Salads always feel so...cold... to me in the winter months. Now that December has arrived (!), it has been harder to pull out salad greens at mealtime. The solution? A heartier, warm salad of course.
I had leftover baguette laying around, along with a few spare mushrooms and half of a butternut squash. I decided to whip up a modified panzanella, and it turned out to be the salad winter has been asking for all along.
There's no real recipe for this salad, but here's the general gist:
I roasted the butternut squash in a 400F oven for about 20 minutes while I sauteed mushrooms. Once the squash was finished, I toasted the hazelnuts enough to loosen the skins.

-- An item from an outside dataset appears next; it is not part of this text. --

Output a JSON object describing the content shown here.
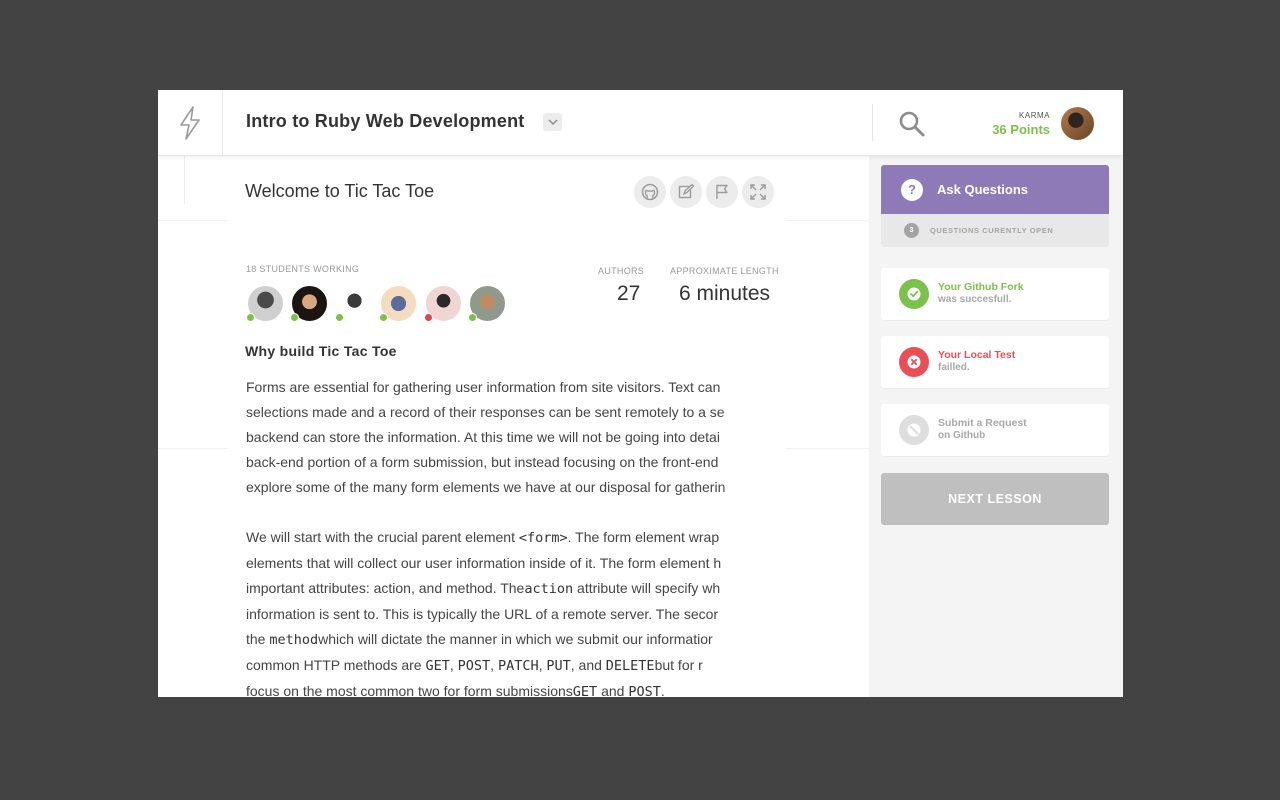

Kale had quick flash in the mushroom pan, just enough to soften but not enough to wilt. Since the baguette was... uh... hard as a brick, I cut some cubes, briefly wet them with some water to soften, and toasted the cubes in a pan with some oil until crispy. I used Annie's Goddess dressing (my all time favorite- it's the only dressing I will buy) for the sake of time, but this salad would be great with a vinaigrette heavy on the mustard with a nice dose of white wine vinegar.
Bring on the winter salads! This one was warming, satisfying, and completely comforting. Dare I suggest whipping one up tonight while blasting Christmas tunes and pulling out holiday decorations? Enjoy!